In 2013 the group's annual conference was addressed by white nationalist ideologue Richard Spencer, before he was barred from 26 European countries including the UK after being deported from Hungary for holding a far-right conference. The 2013 gathering also hosted Austrian anti-Islam activist Markus Willinger.

Richard Spencer
White nationalist leader Richard Spencer of the National Policy Institute gives a speech on campus at Texas A&M University Reuters/Spencer Selvidge

Labour MP Louise Haigh, who received death threats after calling for far-right group Britain First to be banned, said: "Globally conservatism is being hijacked by hard right nationalists who sense a once-in-a-lifetime opportunity to make their repugnant, prejudiced views mainstream."

"Assisted repatriation of anyone in the UK not 'of European stock'; calling on brilliant, courageous women like Doreen Lawrence to 'go back to their natural homeland'; these are the views of white nationalists and should never be normalised. Rather than inviting them to their anniversary bash, the Bow Group should treat the people who hold these views with the contempt they deserve."

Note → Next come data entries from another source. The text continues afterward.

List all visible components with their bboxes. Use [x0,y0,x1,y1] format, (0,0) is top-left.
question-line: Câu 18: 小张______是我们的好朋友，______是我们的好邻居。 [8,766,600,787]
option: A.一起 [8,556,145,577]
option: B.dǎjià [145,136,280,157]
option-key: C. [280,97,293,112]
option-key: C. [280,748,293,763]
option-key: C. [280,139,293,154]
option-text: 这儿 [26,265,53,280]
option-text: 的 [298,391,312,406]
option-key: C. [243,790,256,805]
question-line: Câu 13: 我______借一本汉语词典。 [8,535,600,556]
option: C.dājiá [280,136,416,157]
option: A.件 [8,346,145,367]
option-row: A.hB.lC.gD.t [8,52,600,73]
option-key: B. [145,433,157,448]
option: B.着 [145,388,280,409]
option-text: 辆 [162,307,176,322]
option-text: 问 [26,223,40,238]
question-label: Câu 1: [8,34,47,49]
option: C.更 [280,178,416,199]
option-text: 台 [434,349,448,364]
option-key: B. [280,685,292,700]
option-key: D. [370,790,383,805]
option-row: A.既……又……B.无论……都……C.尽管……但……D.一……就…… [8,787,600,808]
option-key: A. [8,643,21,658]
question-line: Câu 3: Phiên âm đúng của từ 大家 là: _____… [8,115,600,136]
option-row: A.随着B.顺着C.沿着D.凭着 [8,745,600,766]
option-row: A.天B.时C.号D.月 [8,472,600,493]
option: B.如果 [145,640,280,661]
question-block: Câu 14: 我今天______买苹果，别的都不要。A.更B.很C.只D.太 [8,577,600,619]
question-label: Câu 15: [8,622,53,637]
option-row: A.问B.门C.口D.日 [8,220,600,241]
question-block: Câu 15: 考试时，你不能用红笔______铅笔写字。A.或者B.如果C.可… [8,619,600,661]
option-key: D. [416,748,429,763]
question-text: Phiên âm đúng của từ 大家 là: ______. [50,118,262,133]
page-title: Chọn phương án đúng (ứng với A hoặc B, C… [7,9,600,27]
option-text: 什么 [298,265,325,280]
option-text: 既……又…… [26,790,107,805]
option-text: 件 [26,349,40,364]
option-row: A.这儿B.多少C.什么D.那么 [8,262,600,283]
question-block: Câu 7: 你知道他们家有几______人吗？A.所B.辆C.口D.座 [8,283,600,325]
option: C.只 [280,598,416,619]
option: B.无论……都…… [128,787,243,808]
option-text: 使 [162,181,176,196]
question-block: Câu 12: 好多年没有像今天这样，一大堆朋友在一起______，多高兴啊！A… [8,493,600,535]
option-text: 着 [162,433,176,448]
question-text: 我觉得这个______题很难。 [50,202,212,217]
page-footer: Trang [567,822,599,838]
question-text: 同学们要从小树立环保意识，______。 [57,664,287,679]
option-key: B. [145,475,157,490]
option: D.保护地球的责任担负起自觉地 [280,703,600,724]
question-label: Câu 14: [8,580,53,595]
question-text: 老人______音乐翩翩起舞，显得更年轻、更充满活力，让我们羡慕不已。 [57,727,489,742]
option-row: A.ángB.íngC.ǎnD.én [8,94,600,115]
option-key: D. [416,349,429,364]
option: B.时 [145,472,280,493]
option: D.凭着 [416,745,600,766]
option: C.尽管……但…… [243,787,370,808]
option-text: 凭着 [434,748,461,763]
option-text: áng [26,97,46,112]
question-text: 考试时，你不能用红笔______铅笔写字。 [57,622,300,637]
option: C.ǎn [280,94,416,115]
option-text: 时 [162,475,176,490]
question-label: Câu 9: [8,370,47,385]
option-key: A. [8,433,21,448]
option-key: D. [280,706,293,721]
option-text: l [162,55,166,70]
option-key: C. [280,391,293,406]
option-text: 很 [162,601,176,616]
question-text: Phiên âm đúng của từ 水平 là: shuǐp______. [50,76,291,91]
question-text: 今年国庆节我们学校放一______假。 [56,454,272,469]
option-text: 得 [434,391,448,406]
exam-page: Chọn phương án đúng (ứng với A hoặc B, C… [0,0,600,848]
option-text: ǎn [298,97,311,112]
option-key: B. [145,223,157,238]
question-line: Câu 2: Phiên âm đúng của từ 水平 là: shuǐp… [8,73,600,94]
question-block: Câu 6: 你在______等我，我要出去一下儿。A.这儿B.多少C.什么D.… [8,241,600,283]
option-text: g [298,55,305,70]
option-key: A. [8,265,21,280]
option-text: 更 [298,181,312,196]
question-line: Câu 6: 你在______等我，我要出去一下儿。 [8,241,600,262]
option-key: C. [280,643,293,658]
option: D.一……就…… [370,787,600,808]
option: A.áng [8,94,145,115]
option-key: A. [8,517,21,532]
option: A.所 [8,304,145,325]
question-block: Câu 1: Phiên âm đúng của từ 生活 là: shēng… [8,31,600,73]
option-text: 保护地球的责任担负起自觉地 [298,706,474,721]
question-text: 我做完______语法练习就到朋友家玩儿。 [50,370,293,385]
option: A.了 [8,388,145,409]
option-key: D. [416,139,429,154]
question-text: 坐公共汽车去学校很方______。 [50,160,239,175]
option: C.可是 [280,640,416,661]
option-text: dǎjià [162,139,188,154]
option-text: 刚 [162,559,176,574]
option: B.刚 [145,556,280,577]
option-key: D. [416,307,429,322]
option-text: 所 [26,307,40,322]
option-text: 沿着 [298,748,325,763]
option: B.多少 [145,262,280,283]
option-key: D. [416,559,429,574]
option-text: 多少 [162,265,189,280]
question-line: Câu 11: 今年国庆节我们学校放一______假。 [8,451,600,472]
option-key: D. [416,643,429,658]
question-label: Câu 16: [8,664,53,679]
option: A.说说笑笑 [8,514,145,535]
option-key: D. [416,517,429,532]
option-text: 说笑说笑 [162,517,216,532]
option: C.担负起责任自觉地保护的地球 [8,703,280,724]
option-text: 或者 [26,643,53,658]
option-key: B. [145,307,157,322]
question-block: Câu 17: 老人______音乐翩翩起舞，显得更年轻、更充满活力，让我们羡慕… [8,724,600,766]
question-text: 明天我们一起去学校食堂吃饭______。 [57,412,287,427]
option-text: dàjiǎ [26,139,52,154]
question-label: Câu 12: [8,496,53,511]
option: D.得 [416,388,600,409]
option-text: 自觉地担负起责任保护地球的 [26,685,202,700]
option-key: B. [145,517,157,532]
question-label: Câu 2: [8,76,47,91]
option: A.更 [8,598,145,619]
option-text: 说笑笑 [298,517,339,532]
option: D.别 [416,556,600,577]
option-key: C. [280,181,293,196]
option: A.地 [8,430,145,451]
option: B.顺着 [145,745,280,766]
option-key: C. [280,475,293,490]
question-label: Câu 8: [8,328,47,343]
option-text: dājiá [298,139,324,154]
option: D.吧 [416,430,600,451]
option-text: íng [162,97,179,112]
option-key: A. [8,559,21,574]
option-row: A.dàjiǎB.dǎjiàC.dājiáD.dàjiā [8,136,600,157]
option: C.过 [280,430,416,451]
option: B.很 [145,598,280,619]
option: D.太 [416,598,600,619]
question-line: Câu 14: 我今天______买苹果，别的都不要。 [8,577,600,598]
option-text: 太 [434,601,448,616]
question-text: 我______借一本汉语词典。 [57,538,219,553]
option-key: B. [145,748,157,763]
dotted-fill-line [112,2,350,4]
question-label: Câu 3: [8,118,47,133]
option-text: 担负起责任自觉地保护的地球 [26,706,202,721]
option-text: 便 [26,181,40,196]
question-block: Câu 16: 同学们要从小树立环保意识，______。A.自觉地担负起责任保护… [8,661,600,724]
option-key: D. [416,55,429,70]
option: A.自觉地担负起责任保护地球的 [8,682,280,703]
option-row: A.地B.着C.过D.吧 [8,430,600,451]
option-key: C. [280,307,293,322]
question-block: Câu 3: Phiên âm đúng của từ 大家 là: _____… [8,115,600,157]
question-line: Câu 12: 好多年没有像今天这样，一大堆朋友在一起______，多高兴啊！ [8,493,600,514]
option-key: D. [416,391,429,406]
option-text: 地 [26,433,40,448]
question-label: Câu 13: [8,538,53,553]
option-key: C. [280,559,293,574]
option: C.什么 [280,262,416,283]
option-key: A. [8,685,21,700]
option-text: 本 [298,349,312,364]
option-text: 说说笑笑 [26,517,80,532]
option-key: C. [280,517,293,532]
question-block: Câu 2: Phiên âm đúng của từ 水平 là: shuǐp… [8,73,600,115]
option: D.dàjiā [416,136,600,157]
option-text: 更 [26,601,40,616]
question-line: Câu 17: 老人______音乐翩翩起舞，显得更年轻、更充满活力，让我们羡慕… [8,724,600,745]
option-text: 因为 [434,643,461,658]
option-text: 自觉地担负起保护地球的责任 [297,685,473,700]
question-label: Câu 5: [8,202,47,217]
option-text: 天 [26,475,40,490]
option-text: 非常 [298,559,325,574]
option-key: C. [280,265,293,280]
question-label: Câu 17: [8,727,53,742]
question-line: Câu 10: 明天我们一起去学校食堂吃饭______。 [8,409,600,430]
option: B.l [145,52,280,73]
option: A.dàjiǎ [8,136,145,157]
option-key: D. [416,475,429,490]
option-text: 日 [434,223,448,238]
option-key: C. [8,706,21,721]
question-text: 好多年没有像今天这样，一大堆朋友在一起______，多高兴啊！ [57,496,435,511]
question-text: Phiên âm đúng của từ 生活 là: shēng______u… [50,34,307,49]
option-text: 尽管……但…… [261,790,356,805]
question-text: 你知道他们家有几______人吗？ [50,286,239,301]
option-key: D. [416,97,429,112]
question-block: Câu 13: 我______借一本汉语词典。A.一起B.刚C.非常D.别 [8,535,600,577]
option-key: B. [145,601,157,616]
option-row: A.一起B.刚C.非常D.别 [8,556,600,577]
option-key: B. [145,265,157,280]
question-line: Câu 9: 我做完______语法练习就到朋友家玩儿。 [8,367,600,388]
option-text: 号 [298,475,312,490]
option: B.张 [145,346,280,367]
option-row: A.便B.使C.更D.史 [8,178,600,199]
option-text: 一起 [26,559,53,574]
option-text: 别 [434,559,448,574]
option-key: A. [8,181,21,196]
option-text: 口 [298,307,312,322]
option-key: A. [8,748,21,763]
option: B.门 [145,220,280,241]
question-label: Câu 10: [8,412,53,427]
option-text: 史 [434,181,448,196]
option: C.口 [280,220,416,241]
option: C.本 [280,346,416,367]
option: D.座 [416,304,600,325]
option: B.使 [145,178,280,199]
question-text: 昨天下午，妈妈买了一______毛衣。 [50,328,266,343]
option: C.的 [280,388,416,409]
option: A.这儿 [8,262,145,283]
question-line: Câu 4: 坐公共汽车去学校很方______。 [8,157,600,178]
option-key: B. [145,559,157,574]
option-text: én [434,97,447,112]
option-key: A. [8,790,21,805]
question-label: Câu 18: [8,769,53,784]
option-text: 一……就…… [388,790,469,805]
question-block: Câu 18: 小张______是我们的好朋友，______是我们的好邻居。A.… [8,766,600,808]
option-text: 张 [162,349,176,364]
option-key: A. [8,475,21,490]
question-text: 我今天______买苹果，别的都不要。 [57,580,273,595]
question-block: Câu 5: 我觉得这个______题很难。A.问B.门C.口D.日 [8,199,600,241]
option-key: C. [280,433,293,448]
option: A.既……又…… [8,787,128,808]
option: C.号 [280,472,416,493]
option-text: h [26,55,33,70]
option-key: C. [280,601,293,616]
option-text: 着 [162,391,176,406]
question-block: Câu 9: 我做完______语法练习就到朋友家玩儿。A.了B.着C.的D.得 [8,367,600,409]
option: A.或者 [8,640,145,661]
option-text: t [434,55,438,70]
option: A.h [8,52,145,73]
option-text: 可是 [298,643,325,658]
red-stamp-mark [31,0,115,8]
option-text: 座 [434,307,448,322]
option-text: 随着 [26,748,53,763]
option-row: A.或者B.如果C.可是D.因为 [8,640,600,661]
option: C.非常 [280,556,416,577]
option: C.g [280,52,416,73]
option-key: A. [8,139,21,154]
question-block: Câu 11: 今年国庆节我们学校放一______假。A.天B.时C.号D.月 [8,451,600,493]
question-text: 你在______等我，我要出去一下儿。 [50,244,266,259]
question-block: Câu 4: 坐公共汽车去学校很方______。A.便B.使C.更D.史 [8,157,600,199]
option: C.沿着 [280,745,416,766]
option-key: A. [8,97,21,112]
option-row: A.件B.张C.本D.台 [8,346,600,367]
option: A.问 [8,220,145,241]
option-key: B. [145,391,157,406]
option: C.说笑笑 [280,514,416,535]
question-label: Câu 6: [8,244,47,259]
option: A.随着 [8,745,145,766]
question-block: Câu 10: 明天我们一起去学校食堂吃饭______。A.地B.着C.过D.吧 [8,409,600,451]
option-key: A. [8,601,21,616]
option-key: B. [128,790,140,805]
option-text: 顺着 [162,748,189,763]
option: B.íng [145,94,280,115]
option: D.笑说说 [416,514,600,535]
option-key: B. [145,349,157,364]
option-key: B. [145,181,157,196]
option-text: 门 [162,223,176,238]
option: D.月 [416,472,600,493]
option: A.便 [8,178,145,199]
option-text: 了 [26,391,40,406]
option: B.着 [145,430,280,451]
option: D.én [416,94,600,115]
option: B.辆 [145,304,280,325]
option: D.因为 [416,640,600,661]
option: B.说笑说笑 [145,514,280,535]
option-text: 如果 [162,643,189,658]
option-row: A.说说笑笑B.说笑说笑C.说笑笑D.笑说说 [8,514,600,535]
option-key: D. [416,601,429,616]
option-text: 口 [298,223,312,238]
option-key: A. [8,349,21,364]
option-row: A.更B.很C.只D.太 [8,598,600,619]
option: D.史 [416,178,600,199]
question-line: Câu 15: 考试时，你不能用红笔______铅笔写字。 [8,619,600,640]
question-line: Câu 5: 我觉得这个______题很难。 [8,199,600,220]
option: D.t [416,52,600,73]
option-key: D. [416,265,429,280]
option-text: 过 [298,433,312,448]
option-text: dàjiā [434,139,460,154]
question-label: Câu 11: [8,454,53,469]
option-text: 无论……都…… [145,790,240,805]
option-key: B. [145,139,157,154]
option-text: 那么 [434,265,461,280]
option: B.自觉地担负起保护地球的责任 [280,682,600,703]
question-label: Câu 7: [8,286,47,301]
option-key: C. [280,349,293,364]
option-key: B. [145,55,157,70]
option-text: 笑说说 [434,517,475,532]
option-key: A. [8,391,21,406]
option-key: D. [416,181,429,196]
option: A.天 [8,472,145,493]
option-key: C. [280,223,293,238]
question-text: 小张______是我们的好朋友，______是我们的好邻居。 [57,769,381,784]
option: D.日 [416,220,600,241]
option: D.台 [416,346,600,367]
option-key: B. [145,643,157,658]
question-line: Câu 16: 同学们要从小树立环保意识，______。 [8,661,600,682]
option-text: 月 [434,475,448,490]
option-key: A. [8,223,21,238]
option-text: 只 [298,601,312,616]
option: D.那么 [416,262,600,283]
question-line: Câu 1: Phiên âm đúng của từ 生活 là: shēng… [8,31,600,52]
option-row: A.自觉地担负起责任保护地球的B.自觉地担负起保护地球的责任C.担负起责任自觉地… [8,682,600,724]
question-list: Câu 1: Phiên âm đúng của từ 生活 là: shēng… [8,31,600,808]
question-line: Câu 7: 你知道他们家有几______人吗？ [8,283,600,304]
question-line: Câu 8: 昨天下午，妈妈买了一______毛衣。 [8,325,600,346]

Gerry Gable, director of the Searchlight anti-racism group, said: "The Bow Group when I was a young man was viewed as the liberal wing of the Conservative Party. It has moved further to the right and now its meetings are attended by people from the far-right.

"Further, do the RAF Club not care who they allow to hold meetings and dinners on their premises? This is insult enough to our war dead."

What is the alt-right?

The alt-right is a loose collection of people with far-right views that came to prominence during Donald Trump's election campaign. Many members operating online profess views related to white supremacism, nationalism, anti-feminism and Islamophobia, amongst others. There isn't a defined core ideology to the movement, aside from a rejection of America's mainstream conservatism. Alt-right members generally supported Donald Trump and hailed campaign promises to build a wall along the US-Mexico border and ban Muslims from entering the country.

The Bow Group, which counts senior Tory luminaries Geoffrey Howe, Norman Lamont and Michael Howard among its former chairmen, was founded in 1951, and declares its mission to "provide an intellectual home to conservatives in the United Kingdom."

In recent months there has been controversy over the think-tank's move to the right, with patrons including Sir Michael Heseltine releasing a strongly worded statement in May 2015, criticising its endorsement of Ukip under current chairman Ben Harris-Quinney.

Harris-Quinney, who has written for the alt-right linked Breitbart news network, told IBTimes UK in an emailed statement that "We were generally offering group discounts to people/organisations who wish to purchase 5 places or more.

"The purpose of this event is to celebrate 65 years of the Bow Group and hear from The Hon Tony Abbott, it has nothing to do with partnership with any other groups or any ideology other than conservatism. Any suggestion otherwise would be groundless."

A spokeswoman for the RAF Club said: "We do not comment on the particulars or attendees; this is a matter for the event organisers."

In a statement, a spokesperson for the Traditional Britain Group said: "We are neither 'Far-Right' nor 'White Nationalists'. We are traditional Tories. Admittedly a rare species today.

"We do not have political proscription (yet) in Great Britain and there is no reason why an organisation like ours, which has been addressed by all manner of respectable people, including Simon Heffer and Sir Roger Scruton, should be seen as anything other than just another pressure group, and acceptable in an open and free society."